Italian Fig Tea Loaf

Italian Fig Tea Loaf

Italian spin on a tea loaf by using figs. This recipe is low in saturated fat, high in fibre, and only contains natural occurring sugars.

Serves:  14

Dietary: Suitable for nut-free, egg-free,

Contains; gluten and wheat (flour), milk (buttermilk), sulphites (fig)

May Contain:  none

Preparation time: 20 minutes

Cooking time: 1 hour – 1 ¼ hours



6 (120 g) dried figs, 4 roughly chopped, 2 each sliced into 4
2 Tbsp (30 ml) water, hot
1 cup (140 g) wholemeal flour
1½ tsp bicarbonate of soda
¼ cup (60 g) buttermilk
4 Tbsp (35 g) flaxseed
12 Tbsp (180 ml) water
1 medium banana


  1. Pre-heat oven to 180 oC/160 oC Fan/350 oF/Gas Mark 4.
  2. Line a baking loaf tray sized approx. 20 cm by 10 cm with baking parchment.
  3. Chop 4 dried figs roughly and then 2 figs each sliced into 4.
  4. In a small bowl or mug cover the figs with hot water, approx. 2 Tbsp (30 g) small bowl of hot water, soak for approx. 10 minutes.
  5. In a separate bowl mix the flaxseeds with 12 Tbsp (120 g) of water, soak for approx. 10 minutes.
  6. In a separate bowl, mush a banana and mix in the buttermilk.
  7. To this add the flour and baking soda and mix.
  8. Once the figs and flaxseeds have soaked, add to the mixture, and combine well.
  9. Spoon into the lined loaf tin and place the sliced figs cut side up.
  10. Bake for 1 hour to 1 hour 15 minutes until golden brown and until the toothpick comes out clean.
  11. Once ready, let cool for approx. 10 minutes and remove from load tin and cool on wire rack.

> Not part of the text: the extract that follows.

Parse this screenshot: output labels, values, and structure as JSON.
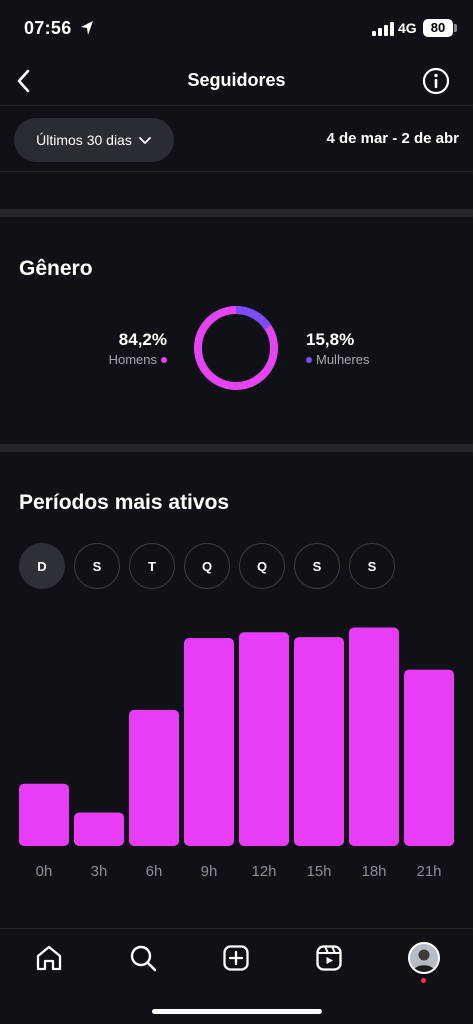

This recipe has been donated by Penny Brown, student Dietitian at London Metropolitan University

Consumer tested by Luke Mather, student nutritionist at Atlantic Technological University.



Per serving:
Total calories: 91 kcal
Fat: 1.7 g
 of which saturates: 0.2 g
Carbohydrate: 15 g
 of which sugars: 7.2 g
Fibre: 3.3 g
Protein: 2.4 g
Salt: 0.37 g



  • This recipe is an excellent source of fibre and a good source of vitamin B6
  • Each portion are low in fat and saturated fat with no added sugar.
  • The recipe contains naturally occurring sugars.



  • Swap the wholemeal flour for gluten-free flour to become suitable for coeliacs.
  • Swap flax seeds for egg (2 Tbsp flaxseed + 6 Tbsp of water, swap for 1 egg).
  • Buttermilk can be swapped for a plant-based yoghurt to make it suitable for lactose and milk-free requirements.